In natura, i colori vivaci segnalano veleno.
🐍 Rosso, giallo, nero: è il linguaggio dell’aposematismo. Gli animali tossici “urlano” con il colore: «Non toccarmi, sono letale».
Un avvertimento visivo perfetto. Impossibile da ignorare.
Eppure il colore può anche curare.
Nel Salento del passato, le donne “morso dalla taranta” entravano in crisi psicomotorie, percepite come isteria, possessione, disperazione.
Ma c’era un rituale. E in quel rituale, il colore era tutto.

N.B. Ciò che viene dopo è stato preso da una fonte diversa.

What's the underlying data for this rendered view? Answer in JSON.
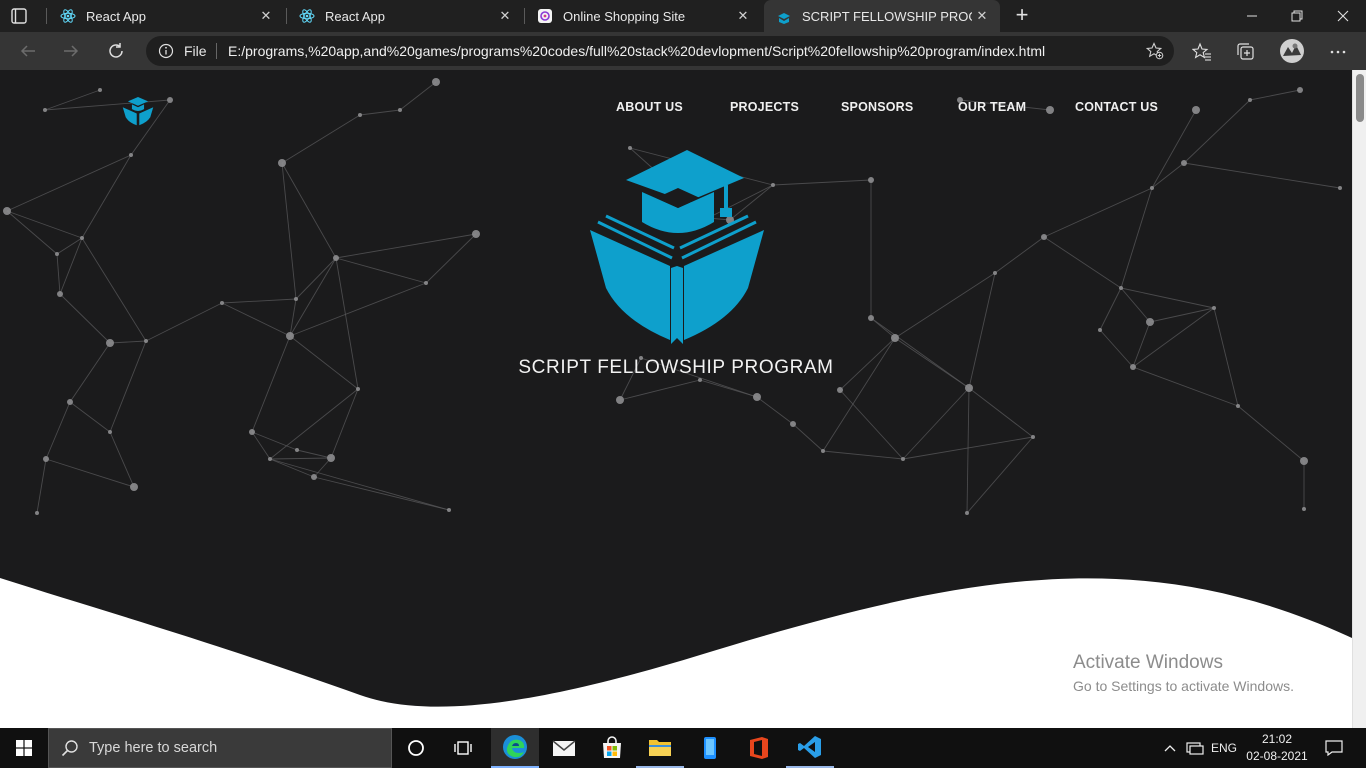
{
  "browser": {
    "tabs": [
      {
        "label": "React App",
        "icon": "react-icon",
        "active": false
      },
      {
        "label": "React App",
        "icon": "react-icon",
        "active": false
      },
      {
        "label": "Online Shopping Site",
        "icon": "site-icon",
        "active": false
      },
      {
        "label": "SCRIPT FELLOWSHIP PROGRAM",
        "icon": "fellowship-logo-icon",
        "active": true
      }
    ],
    "close_glyph": "✕",
    "new_tab_glyph": "+",
    "address": {
      "scheme_label": "File",
      "url": "E:/programs,%20app,and%20games/programs%20codes/full%20stack%20devlopment/Script%20fellowship%20program/index.html"
    }
  },
  "page": {
    "nav": {
      "about": "ABOUT US",
      "projects": "PROJECTS",
      "sponsors": "SPONSORS",
      "team": "OUR TEAM",
      "contact": "CONTACT US"
    },
    "hero_title": "SCRIPT FELLOWSHIP PROGRAM",
    "accent_color": "#0ea0cc",
    "background_color": "#1b1b1c"
  },
  "watermark": {
    "line1": "Activate Windows",
    "line2": "Go to Settings to activate Windows."
  },
  "taskbar": {
    "search_placeholder": "Type here to search",
    "language": "ENG",
    "time": "21:02",
    "date": "02-08-2021"
  }
}
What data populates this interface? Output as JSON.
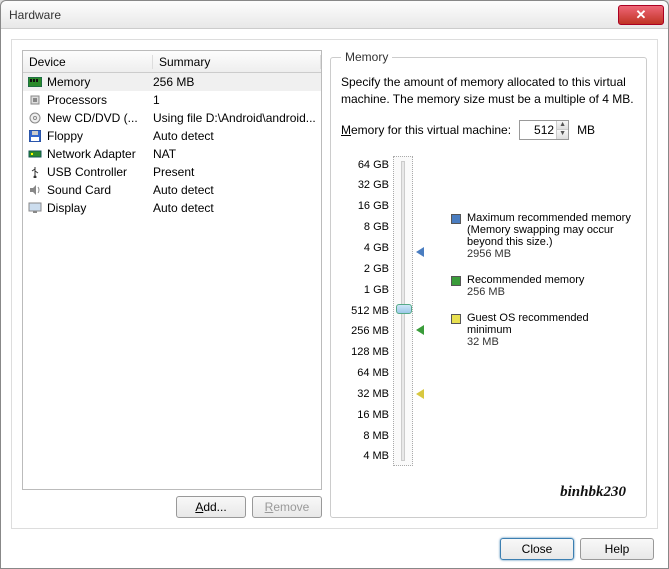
{
  "title": "Hardware",
  "table": {
    "headers": {
      "device": "Device",
      "summary": "Summary"
    },
    "rows": [
      {
        "icon": "memory",
        "device": "Memory",
        "summary": "256 MB",
        "selected": true
      },
      {
        "icon": "cpu",
        "device": "Processors",
        "summary": "1"
      },
      {
        "icon": "cd",
        "device": "New CD/DVD (...",
        "summary": "Using file D:\\Android\\android..."
      },
      {
        "icon": "floppy",
        "device": "Floppy",
        "summary": "Auto detect"
      },
      {
        "icon": "net",
        "device": "Network Adapter",
        "summary": "NAT"
      },
      {
        "icon": "usb",
        "device": "USB Controller",
        "summary": "Present"
      },
      {
        "icon": "sound",
        "device": "Sound Card",
        "summary": "Auto detect"
      },
      {
        "icon": "display",
        "device": "Display",
        "summary": "Auto detect"
      }
    ]
  },
  "buttons": {
    "add": "Add...",
    "remove": "Remove",
    "close": "Close",
    "help": "Help"
  },
  "memory": {
    "legend": "Memory",
    "desc": "Specify the amount of memory allocated to this virtual machine. The memory size must be a multiple of 4 MB.",
    "label_pre": "M",
    "label_post": "emory for this virtual machine:",
    "value": "512",
    "unit": "MB",
    "ticks": [
      "64 GB",
      "32 GB",
      "16 GB",
      "8 GB",
      "4 GB",
      "2 GB",
      "1 GB",
      "512 MB",
      "256 MB",
      "128 MB",
      "64 MB",
      "32 MB",
      "16 MB",
      "8 MB",
      "4 MB"
    ],
    "max": {
      "label": "Maximum recommended memory",
      "note": "(Memory swapping may occur beyond this size.)",
      "value": "2956 MB"
    },
    "rec": {
      "label": "Recommended memory",
      "value": "256 MB"
    },
    "min": {
      "label": "Guest OS recommended minimum",
      "value": "32 MB"
    }
  },
  "watermark": "binhbk230"
}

🕷️ Durante la pizzica terapeutica, i parenti agitavano intorno alla tarantata delle Zàccareddhre: nastri colorati legati ai tamburelli, come provocazioni visive.

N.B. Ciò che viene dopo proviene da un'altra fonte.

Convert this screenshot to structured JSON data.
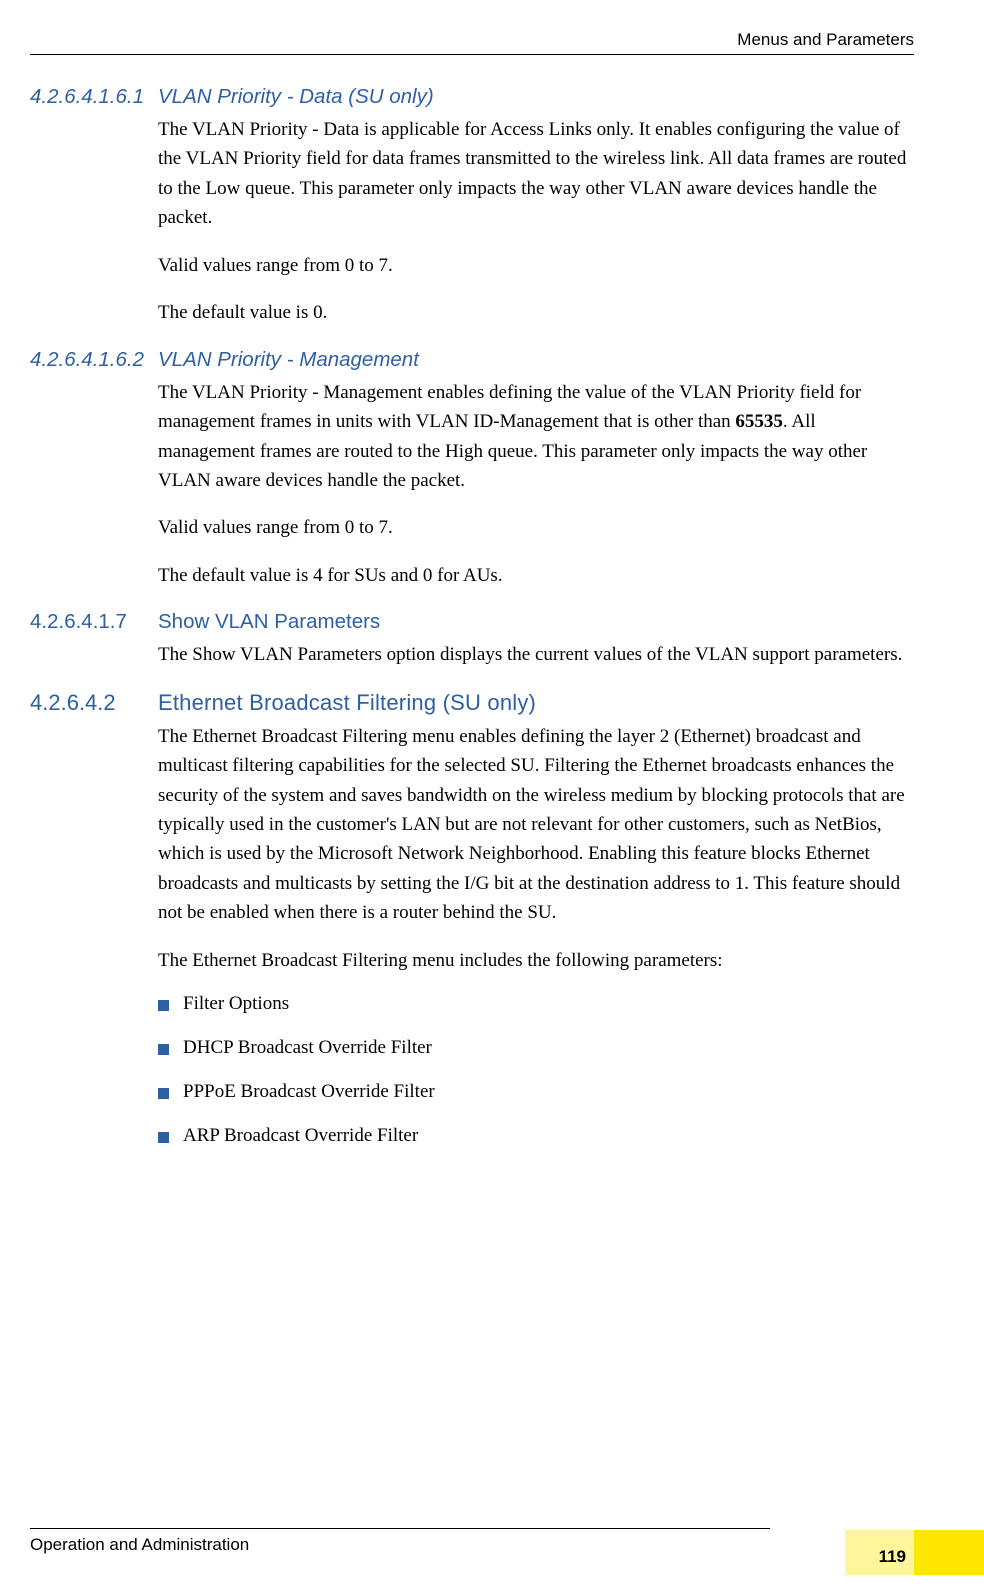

La donna reagiva in modo violento al colore associato al trauma.
Lo riconosceva con il corpo. Lo odiava.
E quando quel colore veniva individuato, la zagareddhra veniva strappata, ridotta in brandelli, gettata via.
Quel gesto simbolico era la “morte” della taranta.
🔴 Il veleno si riconosce. Si danza. Si distrugge. Si guarisce.

📘 Cosa ci insegna questo?
Che il colore non è solo una scelta estetica.
È un codice visivo ancestrale. Può sedurre, respingere, disturbare, liberare.
💡 Come designer, comunicatori, educatori, dovremmo ricordarci che i colori non parlano solo ai nostri occhi. Parlano anche ai nostri istinti.

💬 Hai mai pensato al colore come a qualcosa da cui proteggersi?
O come a un veleno che diventa cura?